Interventionism and blowback
Aside from violating the principles of the free market, democracy, and nonintervention, U.S. adventures overseas have also produced terrible backlashes. This happened throughout Latin America, as revolutionaries such as Che Guevara became radicalized at the sight of U.S. disasters in his region. We see it today in the war on terror, with al-Qaeda active in Iraq, a country where it previously was nowhere to be found.
But such backlash is probably clearest in the example of Iran, where, as Kinzer reminds us, the U.S. government overthrew the democratically elected leader in favor of its ally, the shah. This created such anti-American sentiment in Iran and the rest of the Middle East, culminating first in the radical Iranian revolution in 1979, which very likely produced far worse results than we would have seen had the United States left Iran alone, and leading to the current conflicts between the United States and the Middle East. As Kinzer sums it up, the shah’s
repression ultimately set off a revolution that brought radical fundamentalists to power…. [These] radicals sponsored deadly acts of terror against Western targets…. Their example inspired Muslim fanatics around the world, including in neighboring Afghanistan, where the Taliban gave sanctuary to militants who carried out devastating attacks against the United States on September 11, 2001.
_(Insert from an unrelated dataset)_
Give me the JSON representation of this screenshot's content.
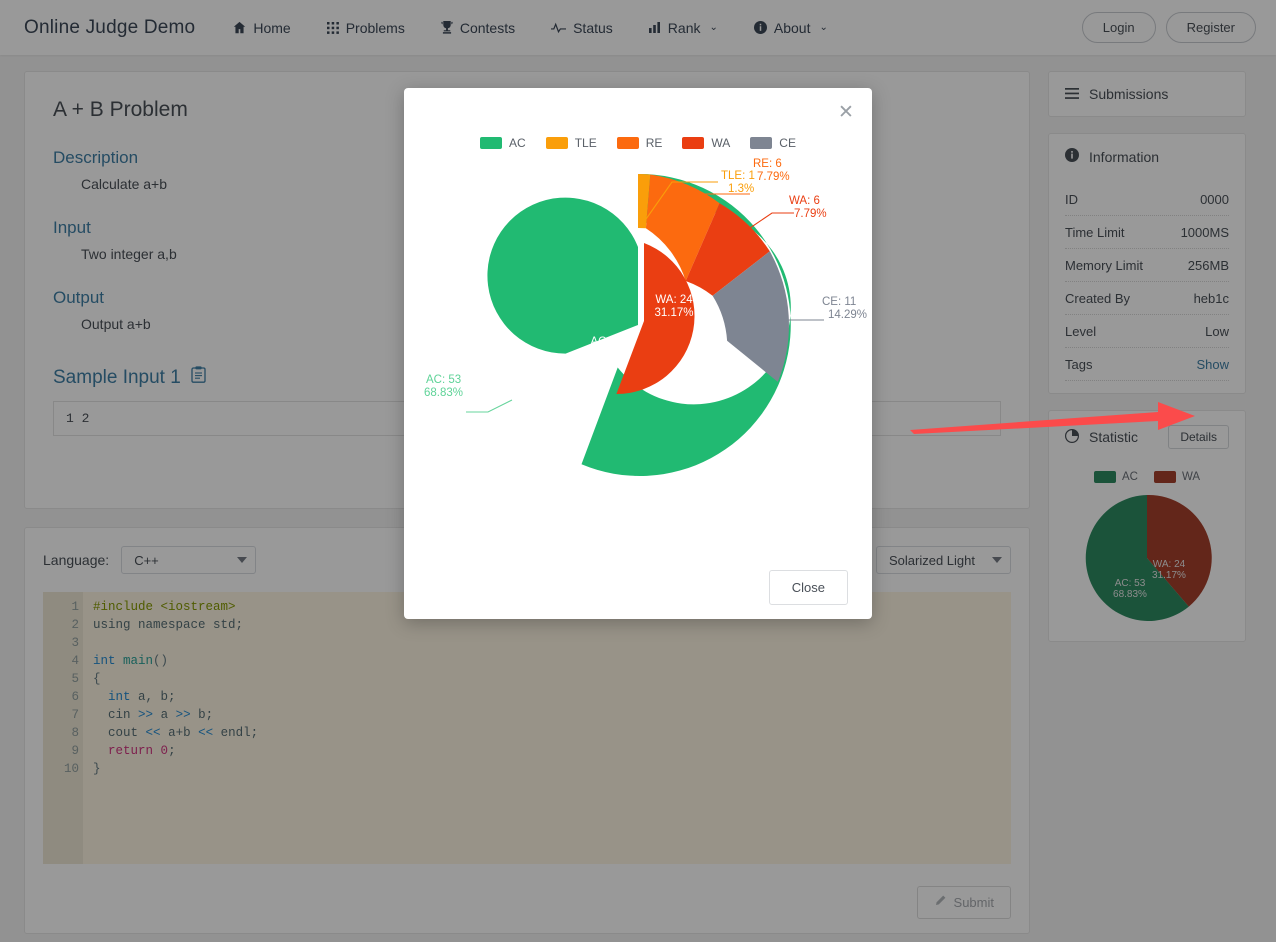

The patterns continue. Kinzer does a great job of exploring the issues of the Afghanistan and Iraq interventions as well, but the most fascinating material, and the least discussed in other books coming out these days, concerns earlier interventions where we see so many of the same themes repeating over and over — ones that are uncomfortably evocative of U.S. foreign-policy crises today. The answer to those problems is for America to adopt a noninterventionist foreign policy as quickly as possible. As bad as things look now, they could get worse. Kinzer informs his readers that, during the crucial deliberations over U.S. policy in Vietnam in the Kennedy White House, officials came to decide “between two awful alternatives”: either supporting Diem, the U.S. ally who was losing his grasp on South Vietnam, or overthrowing him.
The United States could simply have washed its hands of the crisis and left it for the Vietnamese to resolve. That would probably have led to the establishment of Communist or pro-Communist rule over the entire country, but that is what ultimately happened anyway. A withdrawal at this point would have saved hundreds of thousands of lives, avoided the devastation of Vietnam, and spared the United States its greatest national trauma since the Civil War.
Instead of pulling out of Vietnam, the U.S. government chose to overthrow its ally and ended up in an escalating and terrible war. Today, we see a perverse situation in the Middle East, where the United States has remarkably empowered the radical mullahs in its ousting of the same secular regime it had previously supported because the radical mullahs were supposedly not so bad. If the United States isn’t yet involved in another Vietnam, now is the time to prevent it. It is time to get out. For this to happen, Americans must reclaim the anti-interventionist leanings they abandoned sometime around the Spanish-American War. Kinzer says the anti-interventionists lost that battle, and thus the struggle over America’s foreign-policy orientation, “not because they were too radical but because they were not radical enough.”
To win the debate, to help restore America to its proper place as a country of peace and freedom, we must be radical in our opposition to U.S. interventionism. Overthrow is a very important piece of intellectual ammunition for this battle.